The product context also explains why the middle date carries so much of the probability mass. Claude Fable 5 had been available to the general public for only three days before suspension, so Anthropic has a clear commercial and reputational incentive to seek a documented path back. The market appears to infer that a recently launched flagship-style model would face pressure for quick remediation if the government’s concerns can be contained.
July 1 embeds confidence in restoration and respect for tail risk
The 78.5% price for July 1 implies that the market treats a multi-week suspension as possible but no longer the dominant path. The July 2 close date leaves room to verify the final listed timeframe, which channels the debate into whether US customers regain access before the start of July. The remaining gap matters because a government directive can stretch beyond product timelines when the issue involves legal interpretation, agency review, or conditions that require formal sign-off.
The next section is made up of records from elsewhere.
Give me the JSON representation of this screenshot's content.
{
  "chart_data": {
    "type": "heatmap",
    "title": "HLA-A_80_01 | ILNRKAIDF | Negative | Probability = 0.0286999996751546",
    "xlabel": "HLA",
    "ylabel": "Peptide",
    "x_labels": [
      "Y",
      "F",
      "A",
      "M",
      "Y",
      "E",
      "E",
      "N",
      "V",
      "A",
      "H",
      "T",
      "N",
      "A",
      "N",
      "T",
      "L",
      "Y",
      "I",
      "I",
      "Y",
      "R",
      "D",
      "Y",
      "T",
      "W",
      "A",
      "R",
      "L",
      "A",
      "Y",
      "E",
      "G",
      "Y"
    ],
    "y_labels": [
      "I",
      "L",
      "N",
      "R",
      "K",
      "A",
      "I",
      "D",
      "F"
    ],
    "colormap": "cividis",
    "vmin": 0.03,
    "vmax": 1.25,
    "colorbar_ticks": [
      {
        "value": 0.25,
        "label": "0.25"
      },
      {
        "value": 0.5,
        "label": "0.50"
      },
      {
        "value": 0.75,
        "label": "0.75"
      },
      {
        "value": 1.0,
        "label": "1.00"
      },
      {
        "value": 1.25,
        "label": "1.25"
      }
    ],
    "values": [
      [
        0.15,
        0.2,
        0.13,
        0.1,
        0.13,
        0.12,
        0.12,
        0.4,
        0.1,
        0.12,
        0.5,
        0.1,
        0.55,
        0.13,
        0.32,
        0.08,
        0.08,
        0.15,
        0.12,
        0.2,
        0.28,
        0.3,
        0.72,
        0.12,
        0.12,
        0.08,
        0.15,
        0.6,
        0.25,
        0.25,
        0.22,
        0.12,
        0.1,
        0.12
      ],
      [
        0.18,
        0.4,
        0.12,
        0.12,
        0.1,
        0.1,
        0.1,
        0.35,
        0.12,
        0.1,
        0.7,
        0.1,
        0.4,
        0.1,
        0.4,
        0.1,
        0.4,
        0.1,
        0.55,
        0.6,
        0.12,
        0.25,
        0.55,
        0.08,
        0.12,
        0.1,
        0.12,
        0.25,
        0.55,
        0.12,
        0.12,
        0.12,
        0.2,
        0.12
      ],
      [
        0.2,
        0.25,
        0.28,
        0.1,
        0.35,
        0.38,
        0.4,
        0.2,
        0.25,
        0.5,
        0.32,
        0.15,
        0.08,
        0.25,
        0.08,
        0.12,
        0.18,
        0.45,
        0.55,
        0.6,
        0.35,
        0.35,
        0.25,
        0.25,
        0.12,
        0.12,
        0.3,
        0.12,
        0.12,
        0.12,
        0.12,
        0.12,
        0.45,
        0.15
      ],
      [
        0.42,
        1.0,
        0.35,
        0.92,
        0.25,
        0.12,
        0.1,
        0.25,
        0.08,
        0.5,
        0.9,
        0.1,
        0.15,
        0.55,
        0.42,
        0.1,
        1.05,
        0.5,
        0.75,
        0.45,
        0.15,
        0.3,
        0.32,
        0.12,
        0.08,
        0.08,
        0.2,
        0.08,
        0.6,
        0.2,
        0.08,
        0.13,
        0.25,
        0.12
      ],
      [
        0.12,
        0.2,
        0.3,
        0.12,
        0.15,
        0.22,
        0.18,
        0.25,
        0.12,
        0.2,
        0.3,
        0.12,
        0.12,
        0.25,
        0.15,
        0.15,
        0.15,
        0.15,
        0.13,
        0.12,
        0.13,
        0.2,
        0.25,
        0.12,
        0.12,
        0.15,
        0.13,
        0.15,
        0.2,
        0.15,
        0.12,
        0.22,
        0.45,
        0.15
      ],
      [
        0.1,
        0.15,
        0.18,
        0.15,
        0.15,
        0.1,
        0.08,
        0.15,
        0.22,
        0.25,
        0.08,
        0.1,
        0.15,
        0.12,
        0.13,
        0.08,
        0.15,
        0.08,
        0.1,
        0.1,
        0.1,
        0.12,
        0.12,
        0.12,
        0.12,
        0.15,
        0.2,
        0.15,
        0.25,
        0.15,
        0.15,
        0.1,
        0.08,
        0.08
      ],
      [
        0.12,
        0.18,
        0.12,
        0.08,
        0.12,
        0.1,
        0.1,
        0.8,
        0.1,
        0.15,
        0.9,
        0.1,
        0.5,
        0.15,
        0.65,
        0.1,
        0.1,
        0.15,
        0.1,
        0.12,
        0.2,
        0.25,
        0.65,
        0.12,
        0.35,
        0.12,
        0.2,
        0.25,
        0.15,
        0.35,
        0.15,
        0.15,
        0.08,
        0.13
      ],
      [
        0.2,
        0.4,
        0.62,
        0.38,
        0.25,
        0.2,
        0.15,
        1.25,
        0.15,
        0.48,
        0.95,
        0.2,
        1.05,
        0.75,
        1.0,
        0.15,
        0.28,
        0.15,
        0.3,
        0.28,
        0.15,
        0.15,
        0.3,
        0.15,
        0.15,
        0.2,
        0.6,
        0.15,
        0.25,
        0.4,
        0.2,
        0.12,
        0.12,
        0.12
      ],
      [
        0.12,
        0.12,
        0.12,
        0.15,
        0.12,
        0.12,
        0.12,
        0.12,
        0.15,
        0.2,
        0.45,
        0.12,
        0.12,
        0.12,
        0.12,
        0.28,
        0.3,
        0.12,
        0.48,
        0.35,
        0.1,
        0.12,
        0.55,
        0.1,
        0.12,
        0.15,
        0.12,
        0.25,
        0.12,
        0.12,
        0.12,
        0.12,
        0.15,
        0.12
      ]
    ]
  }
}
Resolution language makes the distinction important. The market question is about restoration for US customers, so evidence of access outside the US, private testing, or vague future availability would carry less force than a clear statement that the specified model is available again to US accounts. That creates a premium on explicit access language over broad public-relations messaging.
The hidden assumption is a reversible directive
The decisive variable is the directive’s scope, which the supplied market context does not disclose. The price curve leans toward a reversible interruption: too slow for the front date, fast enough for late June, and likely enough by July 1 to make the final timeframe the highest-priced outcome. The $124.98K in volume, $67.4K in liquidity, and $62.56K in open interest matter because they show the time curve has attracted meaningful disagreement beyond a single stale quote.
If the directive set clear conditions Anthropic can meet, the market’s shape has a clean logic. If the directive instead points to a broader policy review, the same curve becomes vulnerable to official silence. The market is effectively using time as a proxy for scope: narrow concern, quick restoration; broad concern, prolonged suspension.
Explicit access language would force the fastest repricing
The sharpest catalysts would be evidence tied directly to US customer access and the government directive. Because each timeframe is represented by a separate Yes price, ambiguous statements could move the curve unevenly, while dated confirmation would matter most for the affected deadline.
- An Anthropic status update or customer notice stating Claude Fable 5 access has resumed for US customers.
- A US government statement rescinding, narrowing, or extending the directive.
- Product documentation showing the specified model available to US accounts through the relevant channel.
- A hypothetical administrative or court filing showing that restoration depends on a longer review process.
The counter-signal is a directive that keeps widening
The strongest challenge to the July 1 price is that agency clocks can outlast product pressure. If the order concerns a policy issue requiring interagency coordination, formal certification, or a revised deployment design, the June 22 timeline may miss the institutional reality. That scenario would gain force from silence as deadlines approach, continued suspension notices for US customers, or wording that makes restoration conditional on future review.
That is why the curve’s shape matters as much as any single price. It treats same-day return as a difficult administrative sprint, late-June restoration as the plausible resolution window, and July 1 as a deadline that still carries policy risk. The market should react most sharply to evidence that reveals the directive’s size: narrow compliance fix, broad policy hold, or explicit clearance.